Back in the 1970s, I was in a library and picked up a 19th-Century book written by a traveler to Poland — a country that, at that time, had ceased to exist. In Krakow, he offended his Polish hosts by accepting an invitation to speak to the local branch of the Ruthenian Society. This was a terrible thing to do, his Polish friends explained, because “The Ruthenians are the Poles' deadliest enemies.”
Aside from the fact that Poland was no longer on the map because of repeated partitions by Russia (a country that disappeared for most of the 20th Century), Prussia (a country that no longer exists), and Austria — so that one is inclined to think that there were more important enemies than the Ruthenians for the Poles to worry about — I wondered who these Ruthenians were. Ruthenia today is remembered most widely as the namesake of element number 44, a platinum-group metal.
It turns out that Ruthenia was a region on the south side of the Carpathian mountains. (Today it is part of Ukraine.) But it was not to be the last place I have encountered that's no longer on the map.
Somewhere along the way, I came across a reference to Wallachia, and wondered what it had been. (It turns out it was where the Vlachs lived — should have guessed that, right?)
Actually, Wallachia — part of the Ottoman Empire, once under the control of Hungary — became a Russian protectorate and eventually joined with Moldavia to form Romania. So Wallachia is roughly the part of Romania north of the Danube. That puts it just south of Ruthenia. (There's a map that shows it midway between Bulgaria and Transylvania.)
Speaking of Wallachia, it's adjacent to what used to be called “The Banat”. If you look up Banat in the dictionary, you'll find it's the territory ruled by a ban , which isn't very helpful. As there have been several such areas, which one was The Banat?
Well, it turns out that the area called The Banat is the only one of them that was never ruled by a ban. Fortunately, Wikipedia has a long article about The Banat, so I don't have to explain this here. There is also a handy map showing the location of the Banat in southern Hungary, just north of Serbia, at the time of early observations of mirages in that region.
If you think this has nothing to do with mirages and related refraction phenomena, you're wrong. My attention was first drawn to The Banat by reading Tobias Gruber's Letters from Krain. (Never heard of Krain? That's because it's usually called Carniola — which is also shown on that map.) Gruber says he first noticed mirages in the Temesvar Banat (which is the one generally called the Banat) — which takes its name from Timisoara, Romania.

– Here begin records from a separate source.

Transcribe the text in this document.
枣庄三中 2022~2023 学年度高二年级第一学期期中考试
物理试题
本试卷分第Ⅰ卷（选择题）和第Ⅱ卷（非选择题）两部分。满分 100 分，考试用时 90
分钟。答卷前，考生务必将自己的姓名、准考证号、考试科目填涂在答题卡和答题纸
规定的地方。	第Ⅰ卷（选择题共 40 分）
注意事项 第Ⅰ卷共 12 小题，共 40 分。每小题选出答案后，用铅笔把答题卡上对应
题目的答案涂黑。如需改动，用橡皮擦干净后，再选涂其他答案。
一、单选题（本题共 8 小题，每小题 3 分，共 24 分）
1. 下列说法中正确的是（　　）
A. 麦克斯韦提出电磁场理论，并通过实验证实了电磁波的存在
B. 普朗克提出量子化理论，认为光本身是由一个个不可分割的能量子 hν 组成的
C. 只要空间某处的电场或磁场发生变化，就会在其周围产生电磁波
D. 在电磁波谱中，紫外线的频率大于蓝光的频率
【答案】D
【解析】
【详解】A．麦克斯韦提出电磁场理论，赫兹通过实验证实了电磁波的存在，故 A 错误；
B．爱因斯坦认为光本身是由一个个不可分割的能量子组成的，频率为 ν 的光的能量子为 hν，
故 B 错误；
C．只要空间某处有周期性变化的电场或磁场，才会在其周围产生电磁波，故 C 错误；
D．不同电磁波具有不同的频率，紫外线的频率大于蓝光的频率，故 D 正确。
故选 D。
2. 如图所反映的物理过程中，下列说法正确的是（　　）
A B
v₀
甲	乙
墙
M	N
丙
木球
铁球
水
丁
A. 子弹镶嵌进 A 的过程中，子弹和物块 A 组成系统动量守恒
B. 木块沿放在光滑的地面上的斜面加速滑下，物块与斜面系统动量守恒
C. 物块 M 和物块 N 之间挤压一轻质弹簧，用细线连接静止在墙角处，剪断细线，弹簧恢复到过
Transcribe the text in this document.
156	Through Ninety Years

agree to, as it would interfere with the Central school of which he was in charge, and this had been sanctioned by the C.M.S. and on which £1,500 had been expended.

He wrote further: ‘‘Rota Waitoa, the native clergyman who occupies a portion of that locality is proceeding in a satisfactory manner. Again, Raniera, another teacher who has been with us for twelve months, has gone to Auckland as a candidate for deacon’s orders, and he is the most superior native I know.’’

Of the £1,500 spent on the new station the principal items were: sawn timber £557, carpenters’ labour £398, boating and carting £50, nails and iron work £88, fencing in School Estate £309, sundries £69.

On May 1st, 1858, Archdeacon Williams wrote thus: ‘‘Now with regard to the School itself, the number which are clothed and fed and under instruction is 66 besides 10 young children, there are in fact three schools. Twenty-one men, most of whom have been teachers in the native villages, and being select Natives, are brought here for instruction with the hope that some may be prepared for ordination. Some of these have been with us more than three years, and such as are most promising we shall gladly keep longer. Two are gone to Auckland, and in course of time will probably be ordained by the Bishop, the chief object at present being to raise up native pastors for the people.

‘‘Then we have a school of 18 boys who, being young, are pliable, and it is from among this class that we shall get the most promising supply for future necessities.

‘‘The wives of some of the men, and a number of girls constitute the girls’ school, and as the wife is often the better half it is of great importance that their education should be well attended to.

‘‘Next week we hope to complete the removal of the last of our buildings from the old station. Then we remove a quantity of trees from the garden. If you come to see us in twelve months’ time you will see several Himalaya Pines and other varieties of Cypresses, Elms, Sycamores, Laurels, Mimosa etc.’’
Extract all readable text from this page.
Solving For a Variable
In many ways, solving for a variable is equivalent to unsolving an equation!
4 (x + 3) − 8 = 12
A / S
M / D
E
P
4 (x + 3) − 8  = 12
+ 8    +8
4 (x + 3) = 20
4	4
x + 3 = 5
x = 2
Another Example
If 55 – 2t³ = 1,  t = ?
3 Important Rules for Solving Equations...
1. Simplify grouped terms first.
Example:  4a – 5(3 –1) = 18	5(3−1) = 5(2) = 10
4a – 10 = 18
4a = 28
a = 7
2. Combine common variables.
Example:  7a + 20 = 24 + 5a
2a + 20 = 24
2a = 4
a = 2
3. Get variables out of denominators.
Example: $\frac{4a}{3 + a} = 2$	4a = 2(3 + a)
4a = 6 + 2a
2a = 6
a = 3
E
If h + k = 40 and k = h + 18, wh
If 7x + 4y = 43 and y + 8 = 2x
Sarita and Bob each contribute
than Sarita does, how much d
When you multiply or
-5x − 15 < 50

Gruber's letters are full of obsolete placenames. His main observations on mirages were made on the dry bed of Lake Zirknitz, near the town of the same name (also known as Cerknica or Cirkonico), south of Laibach (better known today as Ljubljana) in (currently) Slovenia. This southern former crownland of Austria, later titular duchy, was annexed by the Hapsburgs in 1335. Gruber was a minor functionary in the Hapsburgs' Holy Roman Empire, late in the 18th Century.
It also turns out that all the various banats (such as the banats of Dalmatia and Slavonia) were once part of the Kingdom of Hungary in the Middle Ages. Later, this became part of the Austro-Hungarian Empire.
My reading about refraction has also led me to other nearby parts of the Hapsburg Empire: Karl Koss and Emerich Graf Thun-Hohenstein made observations of dip of the horizon at Verudella, a military installation of the Austro-Hungarian Empire near Pola (now called Pula) on the Istrian Peninsula, in what's now Croatia.
Back in the early 1990s, I found myself in Bavaria, and wondered aloud whether there were still any Hapsburgs around. Indeed there were: 80-odd-year-old Otto von Hapsburg, it turned out, was a member of the European Parliament. And there was a story about him:
It seems that one day, he found himself eating lunch alone in the Parliament's cafeteria. “Where is everyone?” he asked the waiter.
“They are all in the TV room, watching the football game,” was the reply.
“Oh? Who is playing today?” asked the Hapsburg.
“Austria and Hungary,” said the waiter.
“And against whom?”
[You can read an abbreviated version on the Web in the original German, as well as one closer to the version I heard.]
What got me reading about Poland in the first place (that's how I learned about Ruthenia, remember?) was that back in the 1970s, my wife and I had been to Poland. After returning, we mentioned to a German acquaintance some of the places we had been: Frombork (formerly Frauenberg), Olsztyn (formerly Ullstein), Torun (formerly Thorn), etc.
“Ja”, he said bitterly; “They changed the names of all the towns.”